Tony Williams, who was awarded the Duncan Hall Medal, and second rower Vic Mauro would go onto play in the Manly Sea Eagles' 2011 NRL Grand Final win over the New Zealand Warriors.

== 2009 Northern Pride players ==

| Pride player | Appearances | Tries | Goals | Field goals | Pts |
| Adam Mills | 2 | 2 | 0 | 0 | 8 |
| Alex Starmer | 12 | 2 | 0 | 0 | 8 |
| Ben Laity | 24 | 0 | 0 | 0 | 0 |
| Callan Myles | 3 | 0 | 0 | 0 | 0 |
| Chey Bird | 20 | 4 | 36 | 0 | 88 |
| Chris Riesen | 13 | 4 | 1 | 0 | 18 |
| Chris Sheppard | 22 | 1 | 0 | 2 | 6 |
| Drew Campbell | 2 | 0 | 0 | 0 | 0 |
| Germaine Paulson | 18 | 7 | 0 | 0 | 28 |
| Greg Byrnes | 16 | 1 | 0 | 0 | 4 |
| Gordon Rattler | 2 | 0 | 0 | 0 | 0 |
| Hezron Murgha | 15 | 6 | 0 | 0 | 24 |
| Jamie Frizzo | 19 | 10 | 0 | 0 | 40 |
| Jason Roos | 19 | 4 | 0 | 0 | 16 |
| Joel Riethmuller | 24 | 1 | 0 | 0 | 4 |
| Josh Vaughan | 19 | 4 | 0 | 0 | 16 |
| Luke Harlen | 11 | 1 | 0 | 0 | 4 |
| Luke Millwood | 6 | 1 | 1 | 0 | 6 |
| Mark Cantoni | 23 | 7 | 0 | 0 | 28 |
| Noel Underwood | 6 | 0 | 0 | 0 | 0 |
| Quincy To'oto'o-ulugia | 2 | 0 | 0 | 0 | 0 |
| Richie Marsters | 2 | 0 | 0 | 0 | 0 |
| Rod Griffin | 9 | 2 | 0 | 0 | 8 |
| Rod Jensen | 24 | 18 | 0 | 0 | 72 |
| Tom Humble | 24 | 20 | 47 | 0 | 174 |

=== North Queensland Cowboys who played for the Pride in 2009 ===

| Cowboys player | Appearances | Tries | Goals | Field goals | Pts |
| Brandon Boor* | 18 | 4 | 0 | 0 | 16 |
| Carl Webb* | 2 | 0 | 0 | 0 | 0 |
| Clint Amos* | 1 | 1 | 0 | 0 | 4 |
| David Pangai* | 4 | 1 | 0 | 0 | 4 |
| James Tamou* | 8 | 0 | 0 | 0 | 0 |
| John Williams* | 3 | 2 | 2 | 0 | 12 |
| Manase Manuokafoa* | 8 | 1 | 0 | 0 | 4 |
| Matthew Bartlett* | 12 | 1 | 0 | 0 | 4 |
| Nick Slyney* | 23 | 7 | 0 | 0 | 28 |
| Travis Burns* | 2 | 1 | 0 | 0 | 4 |
| Ty Williams* | 6 | 4 | 0 | 0 | 16 |

== 2009 venues ==

The Pride played matches at 15 different venues this year, 14 in Queensland and one in NSW:
- Pride Oval, Cairns.
- NQ Hardware Stadium, Atherton.
- Barlow Park, Cairns.
- Ned Byrne Oval, Kingscliff.
- Briggs Rd Sporting Complex, (Ipswich.
- Pizzey Park, Gold Coast.
- Albert Bishop Park, Nundah.
- Browne Park, Rockhampton.
- Davies Park, Brisbane.
- Langlands Park, Brisbane.
- Stockland Park, Sunshine Coast.
- BMD Kougari Oval, Brisbane.
- Dolphin Oval, Redcliffe.
- Mackay Junior Fields, Mackay.
- BMD Kougari Oval, Brisbane.

==2009 Televised Games==
In 2009 games were televised by ABC TV and shown live across Queensland through the ABC1 channel at 2.00pm (AEST) on Saturday afternoons. The commentary team was Gerry Collins, Warren Boland and David Wright.
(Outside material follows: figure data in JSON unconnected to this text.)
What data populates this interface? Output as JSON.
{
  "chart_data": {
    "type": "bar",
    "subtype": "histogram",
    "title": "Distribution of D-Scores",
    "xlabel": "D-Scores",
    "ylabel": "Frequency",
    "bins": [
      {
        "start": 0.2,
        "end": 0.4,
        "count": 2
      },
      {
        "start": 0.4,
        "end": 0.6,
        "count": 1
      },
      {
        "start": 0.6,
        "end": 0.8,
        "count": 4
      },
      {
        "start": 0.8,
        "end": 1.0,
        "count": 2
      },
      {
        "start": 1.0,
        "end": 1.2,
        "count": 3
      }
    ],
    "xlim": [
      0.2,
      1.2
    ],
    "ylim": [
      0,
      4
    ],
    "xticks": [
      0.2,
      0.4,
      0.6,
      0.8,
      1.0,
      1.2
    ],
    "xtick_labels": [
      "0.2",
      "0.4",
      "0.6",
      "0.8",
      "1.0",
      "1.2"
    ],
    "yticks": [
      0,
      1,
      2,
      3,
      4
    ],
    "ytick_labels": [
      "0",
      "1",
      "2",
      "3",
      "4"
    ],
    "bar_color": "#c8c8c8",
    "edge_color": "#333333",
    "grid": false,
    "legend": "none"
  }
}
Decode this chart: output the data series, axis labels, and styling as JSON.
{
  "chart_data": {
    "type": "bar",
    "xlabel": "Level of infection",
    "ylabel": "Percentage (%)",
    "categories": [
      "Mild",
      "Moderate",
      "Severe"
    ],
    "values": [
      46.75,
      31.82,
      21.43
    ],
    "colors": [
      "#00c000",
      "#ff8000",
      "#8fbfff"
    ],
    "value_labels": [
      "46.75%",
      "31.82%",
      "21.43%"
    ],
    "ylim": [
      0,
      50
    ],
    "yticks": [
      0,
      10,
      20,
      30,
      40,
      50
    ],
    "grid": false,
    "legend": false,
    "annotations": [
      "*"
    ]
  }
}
The Round 1 match against Tweed Heads Seagulls at Cudgen Oval was scheduled to be televised, but the satellite dish needed for the link was being used for news coverage of the Moreton Island oil spill, and so ABC1 showed the match between Norths Devils and Easts Tigers instead.

The Pride appeared in five televised games this season:
- Round 5: Northern Pride lost to Burleigh Bears 10–30 at Pizzey Park, Gold Coast.
- Round 15: Northern Pride lost 18–30 to Sunshine Coast Sea Eagles at Stockland Park, Caloundra, Sunshine Coast.
- Round 18: Northern Pride beat Redcliffe Dolphins 54–24 at Dolphin Oval, Redcliffe.
- Semi-Final: Northern Pride beat Central Comets 22–10 at BMD Kougari Oval, Wynnum.
- Grand Final: Northern Pride lost to Sunshine Coast Sea Eagles 18–32 at Stockland Park, Caloundra, Sunshine Coast.